All the coaches, head coach and assistant, continue to require committee approval.
This practice goes against common sense, as infringes on the freedom of the franchises (who are supposed to be professional clubs) to conduct their internal affairs. It led to disagreements between teams and ISL organizers, too. Bengaluru FC had to sign a prominent European player with a long successful spell at the club on one of the two "free signing" slots they had because he was allegedly rejected by the committee. ATK, Mumbai City had their head coaches of choice rejected by the committee. Some others like NEUFC have had to fight hard to have their choices accepted. And there are likely to be other similar incidents.
All this raises the question - what good does it do for ISL to have a committee with unlimited power and zero accountability get in the clubs' way of doing basic business like signing players and coaches? Is it not detrimental to the image of professionalism that ISL has built up if a handful of individuals are endowed with power that can be greatly manipulative of a team's performance?
The rationale that comes from people within FSDL is that ISL had to do all this as "quality control." They knew the teams were losing money and it was tempting for them to sign cheap African players and get better results instead of overpaying for former European stars who failed to do drive up ticket sales or produce many good performances on the field. But forcing them to sign players of the kind that FSDL wanted was necessary to differentiate ISL from I-League, and give it a shinier image to potential sponsors.
The goal, again, was to boost the ISL's brand value, but this time directly at the cost of its franchises who, as competitive teams, are expected to build the best possible team for the least possible budget, and sign players who win them matches instead of servicing the shiny image of the tournament at the cost of their own performance.
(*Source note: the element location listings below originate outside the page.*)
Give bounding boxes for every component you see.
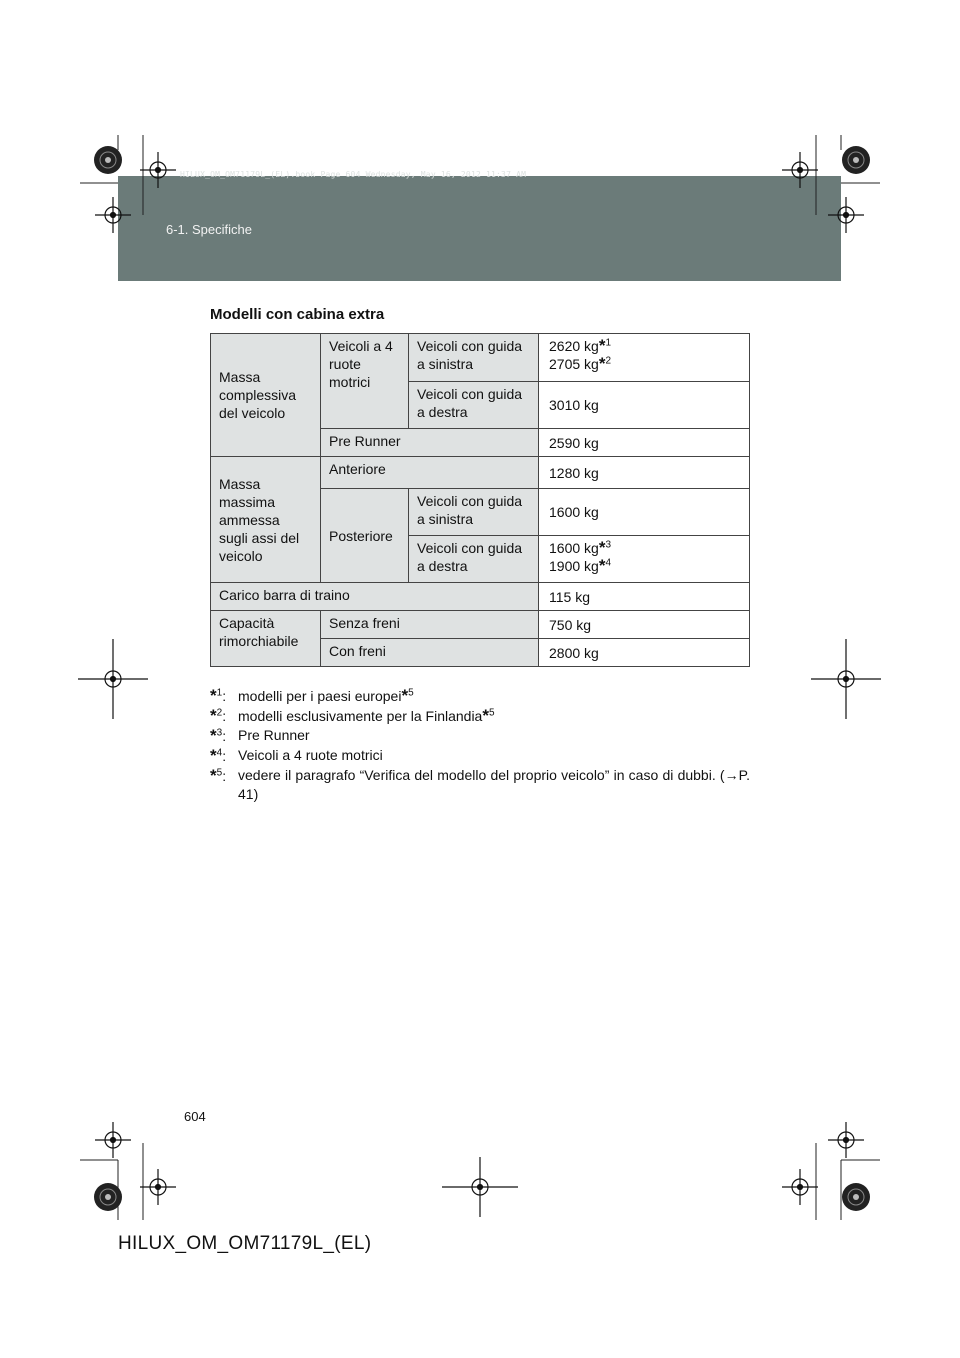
braked-label: Con freni	[321, 639, 539, 667]
pre-runner-label: Pre Runner	[321, 429, 539, 457]
page-number: 604	[184, 1109, 206, 1124]
rear-rhd-label: Veicoli con guida a destra	[409, 536, 539, 583]
table-row	[211, 334, 750, 382]
footnotes	[210, 686, 750, 804]
registration-crosshairs	[78, 152, 881, 1217]
four-wd-label: Veicoli a 4 ruote motrici	[321, 334, 409, 429]
lhd-label: Veicoli con guida a sinistra	[409, 334, 539, 382]
rear-lhd-value: 1600 kg	[539, 489, 750, 536]
table-row	[211, 457, 750, 489]
page-reference-link[interactable]: vedere il paragrafo “Verifica del modello del proprio veicolo” in caso di dubbi. (→P. 41)	[238, 767, 750, 802]
rear-lhd-label: Veicoli con guida a sinistra	[409, 489, 539, 536]
footnote-5: *$^5$: vedere il paragrafo “Verifica del modello del proprio veicolo” in caso di dubbi. (→P. 41)	[210, 766, 750, 802]
section-title: Modelli con cabina extra	[210, 306, 385, 323]
unbraked-label: Senza freni	[321, 611, 539, 639]
document-code: HILUX_OM_OM71179L_(EL)	[118, 1233, 372, 1254]
rear-rhd-value: 1600 kg*$^3$ 1900 kg*$^4$	[539, 536, 750, 583]
gross-lhd-value: 2620 kg*$^1$ 2705 kg*$^2$	[539, 334, 750, 382]
pre-runner-value: 2590 kg	[539, 429, 750, 457]
rear-axle-label: Posteriore	[321, 489, 409, 583]
table-row	[211, 583, 750, 611]
unbraked-value: 750 kg	[539, 611, 750, 639]
footnote-3: *$^3$: Pre Runner	[210, 726, 310, 745]
towbar-label: Carico barra di traino	[211, 583, 539, 611]
section-label: 6-1. Specifiche	[166, 222, 252, 237]
footnote-4: *$^4$: Veicoli a 4 ruote motrici	[210, 746, 383, 765]
towing-capacity-label: Capacità rimorchiabile	[211, 611, 321, 667]
front-axle-value: 1280 kg	[539, 457, 750, 489]
specifications-table	[210, 333, 750, 667]
book-stamp: HILUX_OM_OM71179L_(EL).book Page 604 Wednesday, May 16, 2012 11:37 AM	[180, 170, 527, 179]
footnote-2: *$^2$: modelli esclusivamente per la Finlandia*$^5$	[210, 706, 495, 725]
gross-rhd-value: 3010 kg	[539, 382, 750, 429]
footnote-1: *$^1$: modelli per i paesi europei*$^5$	[210, 686, 414, 705]
braked-value: 2800 kg	[539, 639, 750, 667]
rhd-label: Veicoli con guida a destra	[409, 382, 539, 429]
axle-mass-label: Massa massima ammessa sugli assi del veicolo	[211, 457, 321, 583]
front-axle-label: Anteriore	[321, 457, 539, 489]
towbar-value: 115 kg	[539, 583, 750, 611]
gross-mass-label: Massa complessiva del veicolo	[211, 334, 321, 457]
table-row	[211, 611, 750, 639]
But why would ISL want its own franchises to compromise on their aim to optimize performance? Why would they make such high impositions on their partners who are already paying them hefty franchise fees averaging 15 crore and incurring heavy losses?
Could it be because ISL's priority lies in creating a bunch of franchises who are under FSDL's control rather than fully functional independent clubs?
Could it also be the reason why FSDL and AIFF have recently taken a scorched earth approach to crush the alternate roadmap for Indian football proposed by I-League clubs; because if their franchises got the idea that they could be successful on their own without FSDL watching over every aspect of their operation (Ranging from player singings, coach appointments, matchday venue management, catering, event management to match photography), it could hurt the superior and indispensable image they have built up for the ISL brand?
It's crucial for ISL to eliminate its alternatives, be it I-League or merged league, be it a real existing competition or a proposed one. And every little act of control FSDL excercises on the teams, the players and the coaches contributes to building up that image of ISL as an overarching, ultimate entity that the whole of Indian football depends on.
That's what will maximize the ISL's brand value, and make it indispensable for AIFF when it comes the time to negotiate a new contract.
So, perhaps the arbitrary 5 year ban Indian coaches had to face from being head coaches in a tournament in their own country, and the new rule that continues to treat them as second class by demanding extra "qualifications" like serving as an assistant coach in ISL (despite them already having the highest qualification possible), are mere pawns in a greater game that FSDL is playing with ISL as the center-piece.